The following are equivalent:

• $A \to A [S^{-1}]$ is surjective.
• For every $a \in A$ and every $s \in S$, there exist $a' \in A$ and $s' \in S$ such that $a s' = a' s s'$.

Note that the kernel of $A \to A [S^{-1}]$ is simply $\{ a \in A : \exists s \in S . a s = 0 \}$, regardless of whether $A \to A [S^{-1}]$ is surjective.

---

Let's apply this in the case where $A = \mathscr{C}^\infty (M)$ for a smooth manifold $M$ and $S = \{ f \in \mathscr{C}^\infty (M) : f (p) \ne 0 \}$ for some $p \in M$.

First, observe that if $a \in A$ and $s \in S$, then there is an open subset $U \subseteq M$ such that $p \in U$ and $s$ vanishes nowhere on $U$, so $\frac{a |_U}{s |_U}$ is a well-defined smooth function on $U$. Thus, by choosing a bump function $s'$ with $s' (p) = 1$ and support contained in $U$, we can find $a' \in A$ such that $a s' = a' s s'$. Hence, $A \to A [S^{-1}]$ is surjective.

By similar arguments, we see that the kernel $A \to A [S^{-1}]$ is the ideal of smooth functions that vanish on an open neighbourhood of $p$. On the other hand, the existence of bump functions implies that every germ of a smooth function at $p$ can be represented by a smooth function defined on all of $M$. Hence, $A [S^{-1}]$ is also isomorphic to the ring of germs of smooth functions at $p$.

Answer 2

If you don't mind assuming some finiteness conditions, there is a very nice characterization:

Theorem: A localization $A\to A[S^{-1}]$ is a quotient by a finitely generated ideal iff there exists a decomposition $A\cong B\times C$ of $A$ as a direct product of rings such that the $B$-coordinate of every element of $S$ is a unit in $B$ and there is some element of $S$ whose $C$-coordinate is $0$, and in this case $A\to A[S^{-1}]$ can be identified with the projection $A\to B$.

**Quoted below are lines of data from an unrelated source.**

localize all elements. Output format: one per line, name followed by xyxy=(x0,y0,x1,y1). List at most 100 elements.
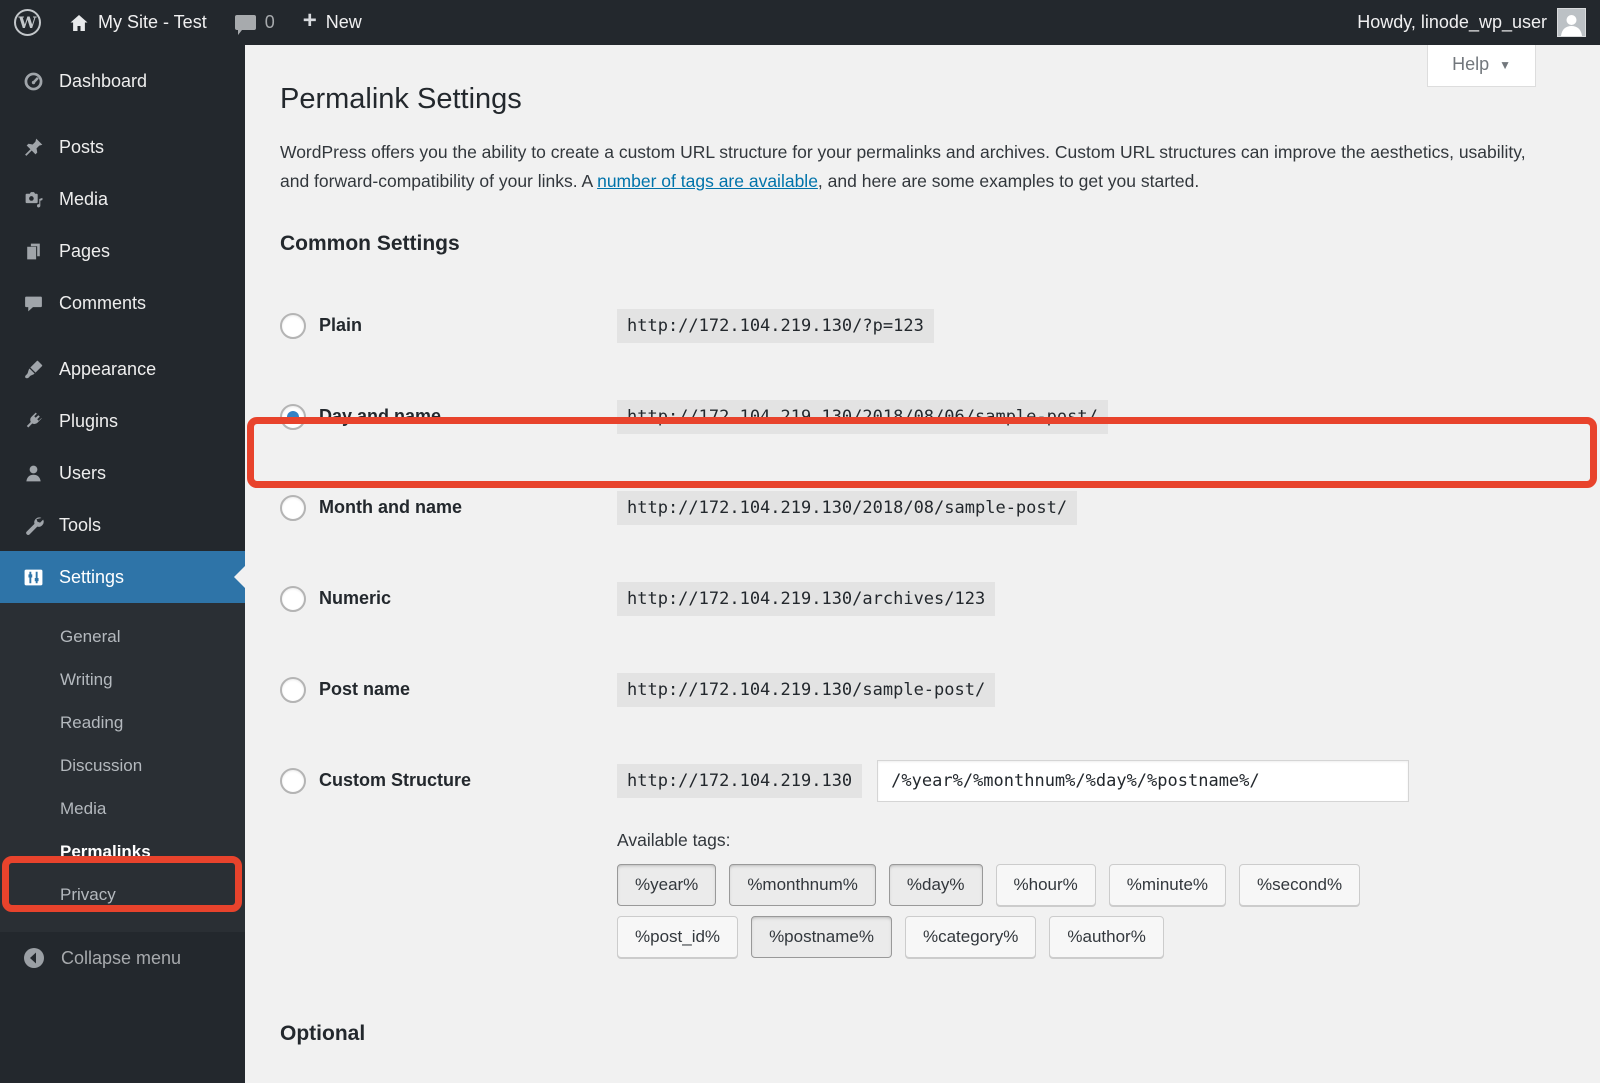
intro-text-post: , and here are some examples to get you … xyxy=(817,171,1200,191)
comment-bubble-icon xyxy=(234,15,256,35)
submenu-item-media[interactable]: Media xyxy=(0,787,245,830)
collapse-arrow-icon xyxy=(22,946,46,970)
collapse-menu-button[interactable]: Collapse menu xyxy=(0,932,245,984)
option-row-month-and-name: Month and name http://172.104.219.130/20… xyxy=(280,462,1576,553)
pages-icon xyxy=(22,241,44,262)
option-label[interactable]: Numeric xyxy=(319,588,391,609)
settings-icon xyxy=(22,567,44,588)
option-row-numeric: Numeric http://172.104.219.130/archives/… xyxy=(280,553,1576,644)
user-avatar[interactable] xyxy=(1557,8,1586,37)
media-icon xyxy=(22,189,44,210)
tags-row-2: %post_id% %postname% %category% %author% xyxy=(617,916,1576,958)
tag-button-post-id[interactable]: %post_id% xyxy=(617,916,739,958)
sidebar-item-posts[interactable]: Posts xyxy=(0,121,245,173)
site-name-label: My Site - Test xyxy=(98,12,207,32)
submenu-item-privacy[interactable]: Privacy xyxy=(0,873,245,916)
plugin-icon xyxy=(22,411,44,432)
submenu-item-writing[interactable]: Writing xyxy=(0,658,245,701)
sidebar-item-comments[interactable]: Comments xyxy=(0,277,245,329)
example-url: http://172.104.219.130/archives/123 xyxy=(617,581,996,616)
help-label: Help xyxy=(1452,54,1490,74)
tag-button-monthnum[interactable]: %monthnum% xyxy=(729,864,876,906)
caret-down-icon: ▼ xyxy=(1499,57,1511,72)
sidebar-item-label: Comments xyxy=(59,292,147,313)
example-url: http://172.104.219.130/?p=123 xyxy=(617,308,934,343)
example-url: http://172.104.219.130/2018/08/06/sample… xyxy=(617,399,1108,434)
admin-bar: W My Site - Test 0 + New Howdy, linode_w… xyxy=(0,0,1600,45)
submenu-item-general[interactable]: General xyxy=(0,615,245,658)
user-icon xyxy=(22,463,44,484)
option-label[interactable]: Day and name xyxy=(319,406,441,427)
sidebar-item-media[interactable]: Media xyxy=(0,173,245,225)
pushpin-icon xyxy=(22,137,44,158)
new-content-menu[interactable]: + New xyxy=(289,0,376,45)
submenu-item-permalinks[interactable]: Permalinks xyxy=(0,830,245,873)
main-content: Help ▼ Permalink Settings WordPress offe… xyxy=(245,45,1600,1083)
wp-logo-menu[interactable]: W xyxy=(0,0,55,45)
radio-custom-structure[interactable] xyxy=(280,767,306,794)
sidebar-item-appearance[interactable]: Appearance xyxy=(0,343,245,395)
comment-count: 0 xyxy=(264,12,275,32)
howdy-label[interactable]: Howdy, linode_wp_user xyxy=(1357,12,1547,33)
sidebar-item-label: Posts xyxy=(59,136,105,157)
option-row-day-and-name: Day and name http://172.104.219.130/2018… xyxy=(280,371,1576,462)
sidebar-item-settings[interactable]: Settings xyxy=(0,551,245,603)
option-row-post-name: Post name http://172.104.219.130/sample-… xyxy=(280,644,1576,735)
available-tags-label: Available tags: xyxy=(617,830,731,850)
settings-submenu: General Writing Reading Discussion Media… xyxy=(0,603,245,932)
sidebar-item-pages[interactable]: Pages xyxy=(0,225,245,277)
option-label[interactable]: Plain xyxy=(319,315,362,336)
radio-plain[interactable] xyxy=(280,312,306,339)
tag-button-hour[interactable]: %hour% xyxy=(995,864,1096,906)
radio-post-name[interactable] xyxy=(280,676,306,703)
sidebar-item-label: Plugins xyxy=(59,410,119,431)
radio-numeric[interactable] xyxy=(280,585,306,612)
tag-button-day[interactable]: %day% xyxy=(888,864,983,906)
site-name-menu[interactable]: My Site - Test xyxy=(55,0,221,45)
sidebar-item-tools[interactable]: Tools xyxy=(0,499,245,551)
option-label[interactable]: Month and name xyxy=(319,497,462,518)
option-row-plain: Plain http://172.104.219.130/?p=123 xyxy=(280,280,1576,371)
option-row-custom-structure: Custom Structure http://172.104.219.130 xyxy=(280,735,1576,826)
comments-menu[interactable]: 0 xyxy=(221,0,289,45)
sidebar-item-label: Users xyxy=(59,462,107,483)
comments-icon xyxy=(22,293,44,314)
tag-button-second[interactable]: %second% xyxy=(1239,864,1361,906)
example-url: http://172.104.219.130/2018/08/sample-po… xyxy=(617,490,1078,525)
tag-button-minute[interactable]: %minute% xyxy=(1108,864,1227,906)
tags-available-link[interactable]: number of tags are available xyxy=(597,171,818,191)
admin-sidebar: Dashboard Posts Media Pages Comments App… xyxy=(0,45,245,1083)
available-tags-section: Available tags: %year% %monthnum% %day% … xyxy=(617,830,1576,958)
sidebar-item-label: Settings xyxy=(59,566,125,587)
tag-button-postname[interactable]: %postname% xyxy=(751,916,892,958)
tag-button-author[interactable]: %author% xyxy=(1049,916,1164,958)
sidebar-item-dashboard[interactable]: Dashboard xyxy=(0,55,245,107)
plus-icon: + xyxy=(302,7,317,34)
submenu-item-reading[interactable]: Reading xyxy=(0,701,245,744)
intro-paragraph: WordPress offers you the ability to crea… xyxy=(280,138,1548,196)
wordpress-logo-icon: W xyxy=(14,9,41,36)
radio-day-and-name[interactable] xyxy=(280,403,306,430)
sidebar-item-plugins[interactable]: Plugins xyxy=(0,395,245,447)
tag-button-category[interactable]: %category% xyxy=(904,916,1037,958)
wrench-icon xyxy=(22,515,44,536)
custom-structure-url-prefix: http://172.104.219.130 xyxy=(617,763,863,798)
new-label: New xyxy=(325,12,362,32)
sidebar-item-label: Dashboard xyxy=(59,70,148,91)
radio-month-and-name[interactable] xyxy=(280,494,306,521)
help-dropdown[interactable]: Help ▼ xyxy=(1427,45,1536,87)
sidebar-item-label: Pages xyxy=(59,240,111,261)
paintbrush-icon xyxy=(22,359,44,380)
collapse-menu-label: Collapse menu xyxy=(61,947,182,968)
sidebar-item-label: Tools xyxy=(59,514,102,535)
tag-button-year[interactable]: %year% xyxy=(617,864,717,906)
custom-structure-input[interactable] xyxy=(877,759,1410,802)
permalink-options-table: Plain http://172.104.219.130/?p=123 Day … xyxy=(280,280,1576,826)
option-label[interactable]: Post name xyxy=(319,679,410,700)
common-settings-heading: Common Settings xyxy=(280,232,460,255)
dashboard-icon xyxy=(22,71,44,92)
tags-row-1: %year% %monthnum% %day% %hour% %minute% … xyxy=(617,864,1576,906)
option-label[interactable]: Custom Structure xyxy=(319,770,471,791)
submenu-item-discussion[interactable]: Discussion xyxy=(0,744,245,787)
sidebar-item-users[interactable]: Users xyxy=(0,447,245,499)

In particular, if $A$ is Noetherian, this completely characterizes localizations which are quotients. It also characterizes those quotients (by finitely generated ideals) which are localizations, since a projection $B\times C\to B$ always is a localization (take $S=\{(1,0)\}$). This characterization is in sharp contrast with your example of germs of smooth functions, in which the ideal is not finitely generated, and the ring admits no nontrivial direct product decompositions (assuming the manifold is connected).

To prove this theorem, note first that the reverse direction is easy: if such a decomposition $A\cong B\times C$ exists, then it is easy to see that the projection $A\to B$ has the universal property of the localization $A\to A[S^{-1}]$ (any map that inverts $S$ must annihilate all elements of the form $(0,c)\in A$, since $S$ contains an element of the form $(b,0)$).

Conversely, suppose $f:A\to A[S^{-1}]$ is surjective with finitely-generated kernel $I$. For each $i\in I$, there must be some $s\in S$ such that $si=0$. Since $I$ is finitely generated, we can find a single $s\in S$ such that $sI=0$ (choose such an $s$ for each generator and multiply them together). There is some $a\in A$ such that $f(a)=s^{-1}$; now consider the element $e=sa\in A$. Since $f(e)=1$, we have $s(1-e)=0$; that is, $s=s^2a$. Multiplying this equation by $a$, we get that $e=e^2$, so $e$ is idempotent. Letting $B=A/(1-e)$ and $C=A/(e)$, we have a direct product decomposition $A\cong B\times C$.

To complete the proof, it suffices to show that $I=(1-e)$; it follows that $f$ can be identified with the projection $A\to B$, and so the $B$-coordinate of every element of $S$ is a unit, and $s$ is an element of $S$ whose $C$-coordinate is $0$ (since $s(1-e)=0$). Since $f(1-e)=0$, we have $(1-e)\subseteq I$. Conversely, if $i\in I$, then $si=0$, so $ei=sai=0$, so $i=(1-e)i\in (1-e)$.